Il sindaco Spazzafumo ha dichiarato: “Finché si tratta di offrire il pranzo a chi non ha la possibilità economica di procurarsi un pasto, nessuno dice niente; ma, se l’ospitalità va ben oltre e si estende anche al pernottamento, iniziano i problemi. Bisogna quindi che il servizio della Caritas torni ad essere quello di sempre, ovvero di centro di erogazione dei pasti e basta. La Caritas ha svolto un servizio egregio fino a tre mesi fa e di questo dobbiamo ringraziarla; ma poi qualcosa si è rotto, forse perché si è andati oltre le proprie possibilità. Ora quindi dobbiamo aiutare la Caritas per riportare tutta la situazione ad un livello di normalità, come è sempre avvenuto. Se infatti fino a poco tempo fa i cittadini hanno anche sostenuto ed aiutato la Caritas, mentre ora un quartiere intero si ribella, vuol dire che il problema non possa essere ignorato o trascurato”.
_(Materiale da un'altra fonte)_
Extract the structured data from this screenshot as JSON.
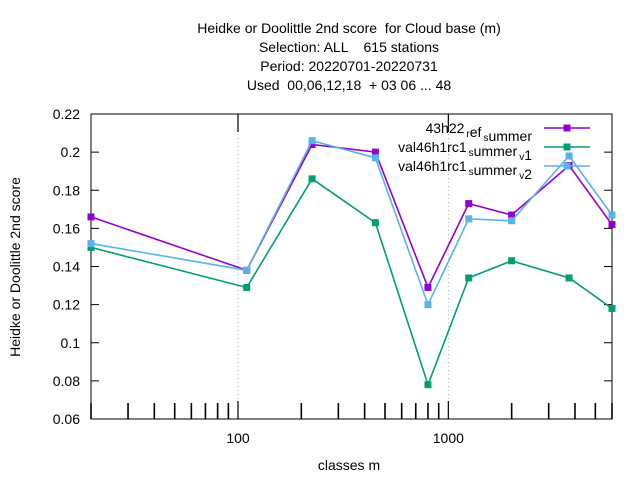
{
  "chart_data": {
    "type": "line",
    "title_lines": [
      "Heidke or Doolittle 2nd score  for Cloud base (m)",
      "Selection: ALL    615 stations",
      "Period: 20220701-20220731",
      "Used  00,06,12,18  + 03 06 ... 48"
    ],
    "xlabel": "classes m",
    "ylabel": "Heidke or Doolittle 2nd score",
    "x_scale": "log",
    "xlim": [
      20,
      6000
    ],
    "ylim": [
      0.06,
      0.22
    ],
    "x_tick_labels": [
      "100",
      "1000"
    ],
    "x_tick_values": [
      100,
      1000
    ],
    "x_minor_tick_values": [
      20,
      30,
      40,
      50,
      60,
      70,
      80,
      90,
      200,
      300,
      400,
      500,
      600,
      700,
      800,
      900,
      2000,
      3000,
      4000,
      5000,
      6000
    ],
    "y_ticks": [
      0.06,
      0.08,
      0.1,
      0.12,
      0.14,
      0.16,
      0.18,
      0.2,
      0.22
    ],
    "y_tick_labels": [
      "0.06",
      "0.08",
      "0.1",
      "0.12",
      "0.14",
      "0.16",
      "0.18",
      "0.2",
      "0.22"
    ],
    "grid": "major-only, dotted",
    "legend_position": "top-right",
    "series": [
      {
        "name_main": "43h22",
        "name_parts": [
          [
            "",
            "r"
          ],
          [
            "ef",
            "s"
          ],
          [
            "ummer",
            ""
          ]
        ],
        "color": "#9400d3",
        "x": [
          20,
          110,
          225,
          450,
          800,
          1250,
          2000,
          3750,
          6000
        ],
        "y": [
          0.166,
          0.138,
          0.204,
          0.2,
          0.129,
          0.173,
          0.167,
          0.193,
          0.162
        ]
      },
      {
        "name_main": "val46h1rc1",
        "name_parts": [
          [
            "",
            "s"
          ],
          [
            "ummer",
            "v"
          ],
          [
            "1",
            ""
          ]
        ],
        "color": "#009e73",
        "x": [
          20,
          110,
          225,
          450,
          800,
          1250,
          2000,
          3750,
          6000
        ],
        "y": [
          0.15,
          0.129,
          0.186,
          0.163,
          0.078,
          0.134,
          0.143,
          0.134,
          0.118
        ]
      },
      {
        "name_main": "val46h1rc1",
        "name_parts": [
          [
            "",
            "s"
          ],
          [
            "ummer",
            "v"
          ],
          [
            "2",
            ""
          ]
        ],
        "color": "#56b4e9",
        "x": [
          20,
          110,
          225,
          450,
          800,
          1250,
          2000,
          3750,
          6000
        ],
        "y": [
          0.152,
          0.138,
          0.206,
          0.197,
          0.12,
          0.165,
          0.164,
          0.198,
          0.167
        ]
      }
    ]
  }
}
“Mi prendo l’impegno di contattare già domani il Prefetto – ha concluso il primo cittadino – per trovare insieme qualche soluzione”.
Al momento non sappiamo cosa accadrà nei prossimi giorni ed in che maniera i problemi lamentati dai cittadini verranno risolti.
Ci poniamo però alcune domande utili ad una riflessione più profonda.
Se, come ha proposto qualcuno, si dovesse chiudere l’ospitalità, tutte le persone ospitate dove andrebbero a dormire?
In giro per il quartiere? Per i parchi della città? Si avrebbe dunque una maggiore o una minore sicurezza?
In quanto aperta come servizio alla comunità, quindi non per dovere ma per Amore gratuito, con l’aiuto di tanti generosi volontari, la Fondazione Caritas potrebbe anche chiudere l’ospitalità dall’oggi al domani. Se così avvenisse le Istituzioni sarebbero pronte ad accogliere queste persone? Chi li seguirebbe?
Se si può fare così, perché le Istituzioni non iniziano già da subito, anziché portare nuovi ospiti alla Caritas, caricandola poi del peso di controllare ciò che non è di sua competenza?